The FDA asked the academy, formerly known as the Institute of Medicine, to look at the three-person embryo processes, calledmitochondrial replacement techniques (MRT). These are variations of in vitro fertilization, or IVF — the method that creates so-called "test-tube babies."

“This will be an amazing breakthrough, benefiting patients who otherwise could not have healthy, genetically related children."

The new techniques would be used to prevent the transmission of certain types of diseases that occur at the mitochondrial DNA level, the experts said.

In IVF, egg and sperm are united in a lab dish to make a fertilized egg that can grow first into a blastocyst and then an embryo.

MRT adds a step: The mother’s nuclear DNA would be removed and placed into the egg cell of another woman.
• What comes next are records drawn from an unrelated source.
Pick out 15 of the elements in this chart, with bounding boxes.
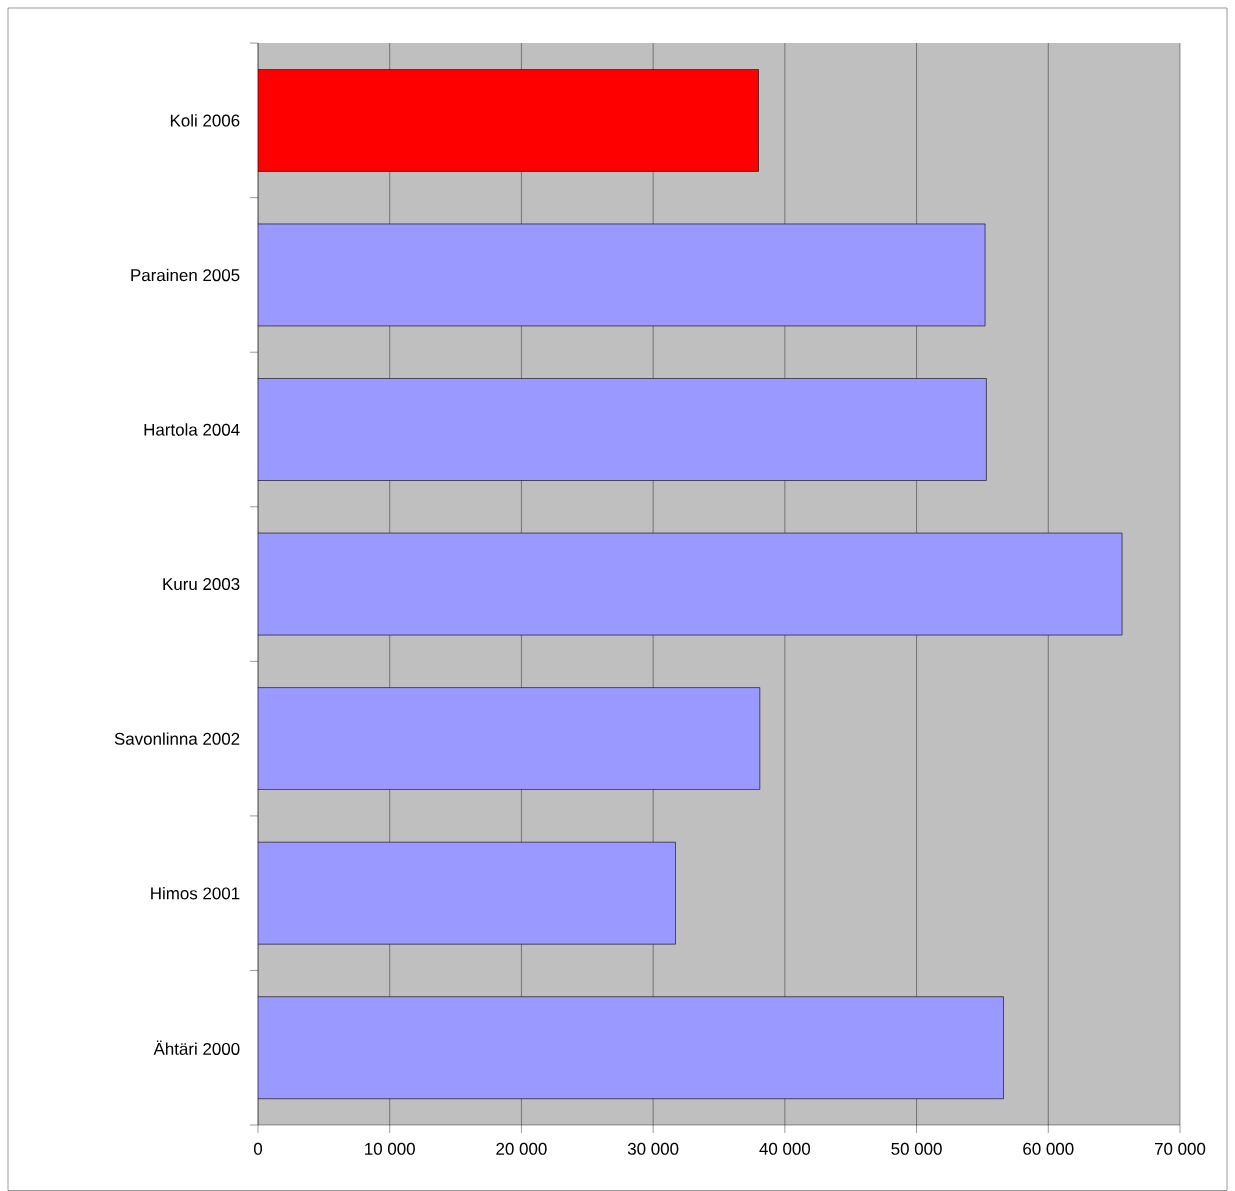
y-tick-label: Hartola 2004 bbox=[144, 423, 240, 436]
y-tick-label: Parainen 2005 bbox=[131, 268, 240, 282]
x-tick-label: 0 bbox=[253, 1142, 263, 1155]
x-tick-label: 40 000 bbox=[759, 1142, 811, 1155]
x-tick-label: 10 000 bbox=[365, 1142, 415, 1155]
x-tick-label: 50 000 bbox=[891, 1142, 942, 1155]
x-tick-label: 70 000 bbox=[1154, 1142, 1206, 1155]
y-tick-label: Himos 2001 bbox=[151, 886, 240, 900]
x-tick-label: 20 000 bbox=[496, 1142, 547, 1155]
x-tick-label: 30 000 bbox=[627, 1142, 679, 1155]
y-tick-label: Ähtäri 2000 bbox=[153, 1040, 240, 1055]
y-tick-label: Savonlinna 2002 bbox=[114, 732, 240, 745]
x-tick-label: 60 000 bbox=[1023, 1142, 1074, 1155]
y-tick-label: Kuru 2003 bbox=[163, 578, 240, 591]
y-tick-label: Koli 2006 bbox=[170, 114, 240, 127]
The father’s sperm would then be used to fertilize that hybrid egg.

Any resulting embryo would mostly be the genetic child of the two parents but would get their 37 mitochondrial genes from the female egg donor.

Damaged mitochondria are responsible for more than 200 different diseases. They include Alpers disease, which causes seizures, dementia and blindness, and Leigh’s disease, a progressive disorder in which brain cells gradually die off, causing a range of symptoms.
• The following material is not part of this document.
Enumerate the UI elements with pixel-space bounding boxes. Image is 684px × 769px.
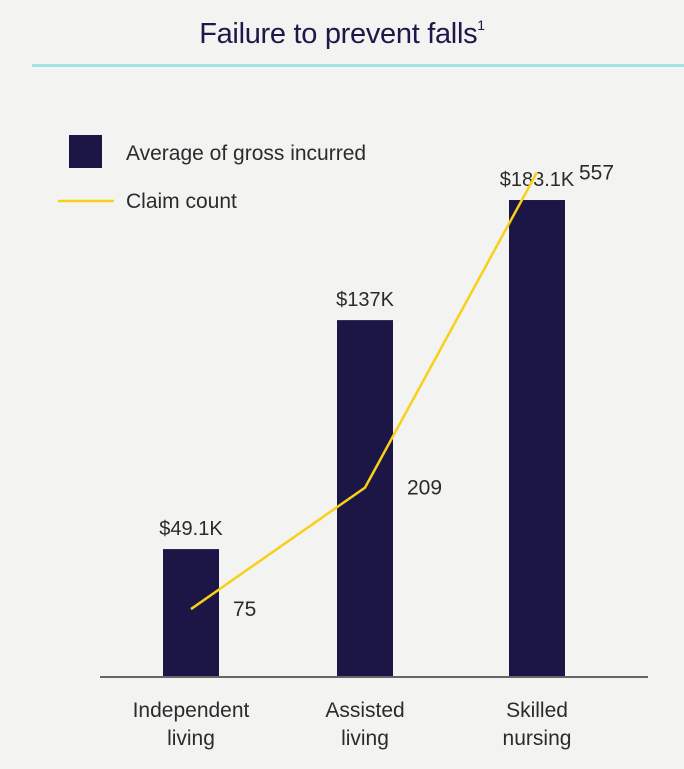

There’s no cure for any of these conditions.

“MRT, if effective, could satisfy the desire of women to have a genetically related child without incurring the risk of passing on mitochondrial disease,” the panel wrote.
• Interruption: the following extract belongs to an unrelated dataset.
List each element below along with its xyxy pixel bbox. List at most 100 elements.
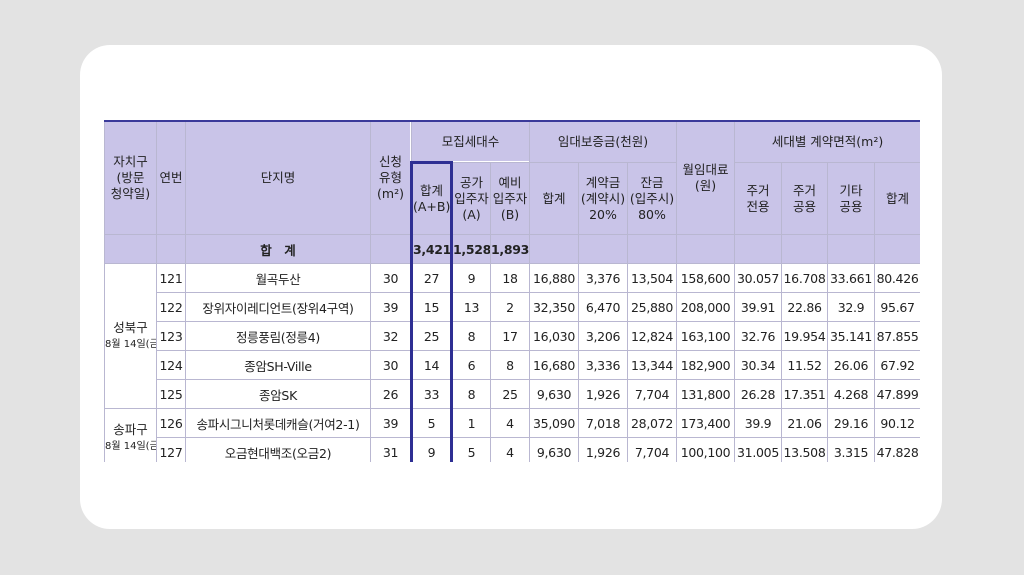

But there are tricky scientific and ethical questions. Such babies could have what are known as germline changes, which can be passed down from generation to generation, making a lab mistake potentially the problem of people born decades later.

Then there’s the issue of “playing God’, the panel noted. “These concerns warrant significant caution and the imposition of restrictions rather than a blanket prohibition on the use of MRT,” they concluded.

“Initial clinical investigations of mitochondrial replacement techniques (MRT) should be considered by the U.S. Food and Drug Administration (FDA) only if and when the following conditions can be met,” they added.

The conditions include tests to establish safety, first using animals and then embryos that could never grow into babies, and that the disease being prevented is severe and that only male embryos are used.

Mitochondrial DNA is in the egg cell itself and is passed down unchanged from mother to child. Males do not pass along mitochondrial DNA.

Britain approved the technique last year.

Federal funds could probably not be used for these experiments, the committee noted.

“MRT would involve the creation, manipulation, and possible destruction of embryos not only in the preclinical research phase but also during clinical investigations and perhaps in clinical use,” they wrote.

"MRT, if effective, could satisfy the desire of women to have a genetically related child without incurring the risk of passing on mitochondrial disease."

“While the creation of human embryos for research is not prohibited under federal law in the United States (although some states are more restrictive), neither FDA nor any other agency of the U.S. Department of Health and Human Services can financially support such research where embryos are destroyed, discarded, or subjected to risks with no prospect of medical benefit for the embryo.”

Davis said: “We agree with the committee that the health and safety of the children born using these methods is of paramount concern and that initial clinical investigations should be limited to women at risk of transmitting serious mitochondrial disease to their children and that the children born from cycles using the procedure must be followed carefully."

Fertility specialist Dr. Jamie Grifo of New York University tried one mitochondrial IVF technique in the 1990s to help older women conceive healthy children using healthy eggs donated by younger women, but the FDA asked him to stop.

Mitochondria help provide energy in a cell. Mitochodrial DNA accounts for less than 1 percent of a person’s genetic traits, but these functions are important to health.